HEAVENESE admires the ambitions of all who oppose all forms of racism and discrimination.
1,300 years ago, a Japanese sage remarked, "How good it is to live in harmony with one another."
This is the heart of HEAVENESE.
100 years ago, there was a strong bond between Japanese people and African Americans.
Following the conclusion of World War I, the Paris Peace Conference was held in January, 1919. The conference was held to establish the League of Nations whose purpose was to prevent repeating the calamity of the war that had just ended.
The Japanese delegates who participated in this conference proposed the fundamental principal of racial equality to be incorporated as a clause in The Covenant of the League of Nations.
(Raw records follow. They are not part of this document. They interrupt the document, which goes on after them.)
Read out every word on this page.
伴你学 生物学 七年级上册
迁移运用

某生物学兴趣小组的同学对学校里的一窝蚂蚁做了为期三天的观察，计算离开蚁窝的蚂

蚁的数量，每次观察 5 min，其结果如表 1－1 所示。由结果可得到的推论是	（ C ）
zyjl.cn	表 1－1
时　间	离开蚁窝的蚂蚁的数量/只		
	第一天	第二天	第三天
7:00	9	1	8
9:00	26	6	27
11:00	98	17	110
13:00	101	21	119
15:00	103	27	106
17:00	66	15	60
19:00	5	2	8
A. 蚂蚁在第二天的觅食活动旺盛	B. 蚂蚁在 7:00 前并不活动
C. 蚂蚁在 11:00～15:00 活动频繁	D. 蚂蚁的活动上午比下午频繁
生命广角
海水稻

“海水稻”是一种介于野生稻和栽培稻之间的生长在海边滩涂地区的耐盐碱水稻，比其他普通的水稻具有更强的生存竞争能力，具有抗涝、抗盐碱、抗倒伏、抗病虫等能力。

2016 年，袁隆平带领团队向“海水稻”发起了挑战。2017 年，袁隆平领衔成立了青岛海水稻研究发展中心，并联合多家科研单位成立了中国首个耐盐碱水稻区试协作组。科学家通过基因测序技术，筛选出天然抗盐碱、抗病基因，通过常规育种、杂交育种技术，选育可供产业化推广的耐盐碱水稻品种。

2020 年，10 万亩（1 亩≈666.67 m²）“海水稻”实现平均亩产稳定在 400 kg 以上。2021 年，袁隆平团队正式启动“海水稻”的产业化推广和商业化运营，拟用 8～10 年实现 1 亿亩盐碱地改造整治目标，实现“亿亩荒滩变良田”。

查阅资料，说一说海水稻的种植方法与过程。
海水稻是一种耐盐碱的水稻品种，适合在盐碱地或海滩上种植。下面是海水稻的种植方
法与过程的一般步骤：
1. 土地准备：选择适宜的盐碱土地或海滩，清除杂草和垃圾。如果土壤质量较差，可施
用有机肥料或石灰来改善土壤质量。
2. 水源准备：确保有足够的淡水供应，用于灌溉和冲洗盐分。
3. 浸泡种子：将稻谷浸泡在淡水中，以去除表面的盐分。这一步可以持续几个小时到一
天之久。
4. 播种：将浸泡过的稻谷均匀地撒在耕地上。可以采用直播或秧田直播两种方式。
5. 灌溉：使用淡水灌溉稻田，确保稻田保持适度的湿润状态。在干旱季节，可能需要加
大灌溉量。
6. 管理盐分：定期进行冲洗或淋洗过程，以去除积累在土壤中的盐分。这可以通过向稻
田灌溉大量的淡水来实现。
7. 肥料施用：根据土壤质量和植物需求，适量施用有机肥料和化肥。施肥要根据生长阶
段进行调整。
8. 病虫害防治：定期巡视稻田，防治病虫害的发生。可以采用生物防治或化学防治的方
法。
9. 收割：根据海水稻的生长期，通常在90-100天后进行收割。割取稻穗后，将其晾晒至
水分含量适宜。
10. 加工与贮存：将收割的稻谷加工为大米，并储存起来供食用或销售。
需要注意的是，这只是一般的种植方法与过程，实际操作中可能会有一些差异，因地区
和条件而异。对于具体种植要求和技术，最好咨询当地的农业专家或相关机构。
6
Therefore, this sparked keen interest among Black Americans who watched this with the greatest concern.
Japan's victory over Russia in the Russo-Japanese War resulted in Japan's entry into the western powers and saw them fight together with the Allied Powers during the First World War.
After World War I, Japan as the first colored race to be a member of the Allied Powers boldly presented a significant proposal of no further racial discrimination throughout the world in opposition to the established norms of the Western order of that day.
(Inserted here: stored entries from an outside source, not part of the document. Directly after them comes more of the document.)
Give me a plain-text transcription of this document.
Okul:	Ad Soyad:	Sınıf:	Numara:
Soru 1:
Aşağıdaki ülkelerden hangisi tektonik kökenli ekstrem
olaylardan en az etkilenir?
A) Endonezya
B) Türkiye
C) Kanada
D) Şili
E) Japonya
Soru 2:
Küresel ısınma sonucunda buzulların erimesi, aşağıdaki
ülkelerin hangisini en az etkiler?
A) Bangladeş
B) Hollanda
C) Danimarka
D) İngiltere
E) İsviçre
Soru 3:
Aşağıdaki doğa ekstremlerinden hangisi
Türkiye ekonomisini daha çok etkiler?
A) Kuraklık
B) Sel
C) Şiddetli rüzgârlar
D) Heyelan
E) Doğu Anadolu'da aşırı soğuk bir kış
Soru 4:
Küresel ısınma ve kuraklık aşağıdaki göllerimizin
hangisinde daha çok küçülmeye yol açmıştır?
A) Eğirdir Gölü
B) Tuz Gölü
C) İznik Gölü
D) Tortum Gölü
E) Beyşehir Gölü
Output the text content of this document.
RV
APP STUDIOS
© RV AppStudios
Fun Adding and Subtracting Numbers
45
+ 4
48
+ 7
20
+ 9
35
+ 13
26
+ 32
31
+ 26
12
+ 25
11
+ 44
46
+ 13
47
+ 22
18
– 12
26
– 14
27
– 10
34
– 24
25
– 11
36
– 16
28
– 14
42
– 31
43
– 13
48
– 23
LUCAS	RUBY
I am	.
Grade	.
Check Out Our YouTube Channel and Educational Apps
On the way to Paris, the Japanese plenipotentiaries stopped over in New York where Monroe Trotter, the chief editor of The Boston Guardian, and four Black activists handed them a proposal which included their plea to remove prejudice and racial discrimination from every nation on earth.
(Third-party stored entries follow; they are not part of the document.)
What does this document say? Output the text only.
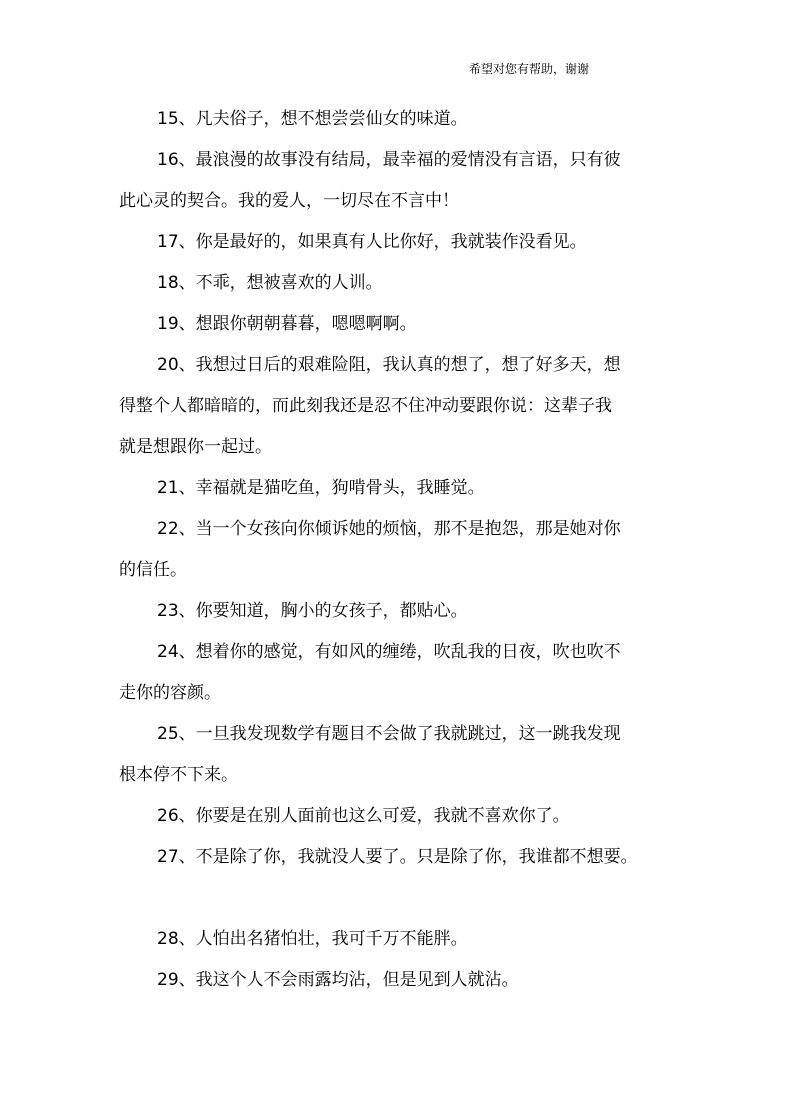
希望对您有帮助，谢谢

15、凡夫俗子，想不想尝尝仙女的味道。

16、最浪漫的故事没有结局，最幸福的爱情没有言语，只有彼
此心灵的契合。我的爱人，一切尽在不言中！

17、你是最好的，如果真有人比你好，我就装作没看见。

18、不乖，想被喜欢的人训。

19、想跟你朝朝暮暮，嗯嗯啊啊。

20、我想过日后的艰难险阻，我认真的想了，想了好多天，想
得整个人都暗暗的，而此刻我还是忍不住冲动要跟你说：这辈子我
就是想跟你一起过。

21、幸福就是猫吃鱼，狗啃骨头，我睡觉。

22、当一个女孩向你倾诉她的烦恼，那不是抱怨，那是她对你
的信任。

23、你要知道，胸小的女孩子，都贴心。

24、想着你的感觉，有如风的缠绻，吹乱我的日夜，吹也吹不
走你的容颜。

25、一旦我发现数学有题目不会做了我就跳过，这一跳我发现
根本停不下来。

26、你要是在别人面前也这么可爱，我就不喜欢你了。

27、不是除了你，我就没人要了。只是除了你，我谁都不想要。

28、人怕出名猪怕壮，我可千万不能胖。

29、我这个人不会雨露均沾，但是见到人就沾。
The Associated Negro Press claimed that Black Americans were "manifesting the greatest respect in the momentous fight Japan is making before the Peace Conference on 'Race Discrimination'."
This Racial Equality bill was rejected by the chairman of the conference, The President of The United States, Woodrow Wilson. Our heart grieves for those colored people who were abused unjustly, and we stand for them today.
There was a Japanese samurai who invested his assets to support the civil rights movement.